2016 is coming to a close. What a year it has been.
Two major elections have surprised the world.
First, was the so-called ‘Brexit’ referendum in the United Kingdom to leave the European Union and the rather shocking election on Donald Trump as president of the United States.
I happened to be in London the week before the ‘Brexit’ vote, and the energy and emotional outcry on both sides of the issue were every bit as much or more than our presidential election.
To exit the European Union has and will have a huge economic impact on the Brits.
Just a month after the American presidential election, there is still a large measure of shock and emotion in the American electorate. Some people still can’t accept the results. The demand for recounts speaks volumes.

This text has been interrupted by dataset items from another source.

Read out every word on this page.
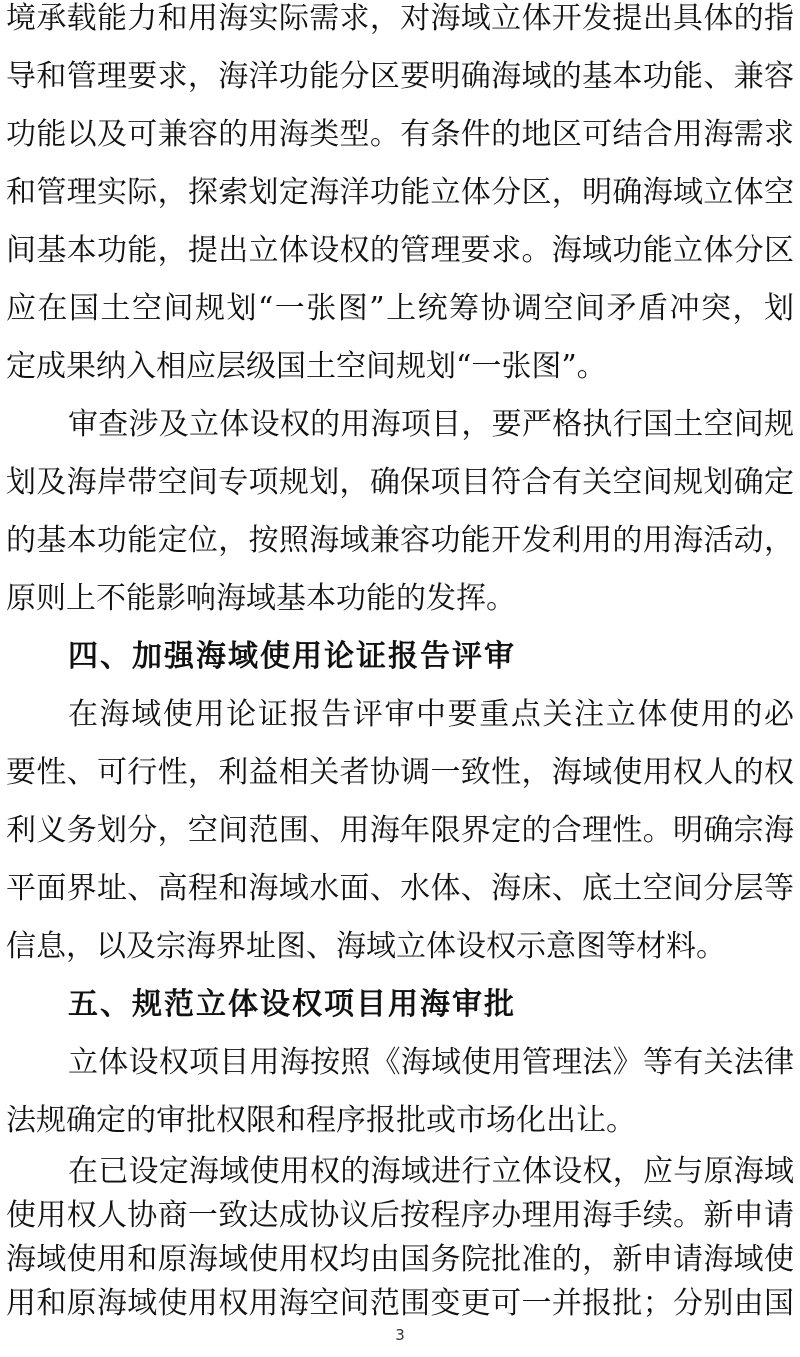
境承载能力和用海实际需求，对海域立体开发提出具体的指
导和管理要求，海洋功能分区要明确海域的基本功能、兼容
功能以及可兼容的用海类型。有条件的地区可结合用海需求
和管理实际，探索划定海洋功能立体分区，明确海域立体空
间基本功能，提出立体设权的管理要求。海域功能立体分区
应在国土空间规划“一张图”上统筹协调空间矛盾冲突，划
定成果纳入相应层级国土空间规划“一张图”。
审查涉及立体设权的用海项目，要严格执行国土空间规
划及海岸带空间专项规划，确保项目符合有关空间规划确定
的基本功能定位，按照海域兼容功能开发利用的用海活动，
原则上不能影响海域基本功能的发挥。
四、加强海域使用论证报告评审
在海域使用论证报告评审中要重点关注立体使用的必
要性、可行性，利益相关者协调一致性，海域使用权人的权
利义务划分，空间范围、用海年限界定的合理性。明确宗海
平面界址、高程和海域水面、水体、海床、底土空间分层等
信息，以及宗海界址图、海域立体设权示意图等材料。
五、规范立体设权项目用海审批
立体设权项目用海按照《海域使用管理法》等有关法律
法规确定的审批权限和程序报批或市场化出让。
在已设定海域使用权的海域进行立体设权，应与原海域
使用权人协商一致达成协议后按程序办理用海手续。新申请
海域使用和原海域使用权均由国务院批准的，新申请海域使
3
用和原海域使用权用海空间范围变更可一并报批；分别由国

As the old saying goes, “so other than that Mrs. Lincoln….” Reflecting on the events of the year may be worthwhile.
The economy has been chugging along. Overall, the stock markets have turned in some solid numbers. Real estate sales are strong. Oil prices are relatively low. Interest rates are quite low.
For those seeking work, unemployment rates are the lowest in years. Car sales are up. What could be better than this?
John and I think stocks may be overpriced. Some standard indicators like the price/earnings ratio suggest that stocks prices are high. Results could be a correction in prices across the board.
Some analysts are suggesting that the recent rise comes from the anticipated corporate benefits that are likely to come from the Trump presidency. Things like lower corporate taxes, retention of manufacturing jobs from less overseas transfers and more.
Bonds have had a rough year. Bond prices have fallen in anticipation of increased interest rates by the Federal Reserve.
We think this will happen soon. If so, mortgages, car loans, and other borrowing will cost a little more. Although, the Federal Reserve nearly always raises rates gradually, which allow those impacted to adjust.
Our first mortgage had a 7.5 percent rate and we still made it work. How about you?
Local real estate prices seem to be strong, due in large part to the low mortgage rates and the increased value of homeowners trading up.
The international picture is not so clear.
If President-elect Trump’s statements come true, trade agreements may be changed; immigration policy may change; currency exchange rates may be volatile as well as the price of commodities like gold and silver. Hold on to your hats.
We live in interesting times as they always have been and will continue. The holiday season is a good time to reflect.
This may be a good time to review our personal, micro-economy. For many, the last year has been good. And even though the future is cloudy, we might consider ourselves fortunate to live in our wonderful Napa Valley and America.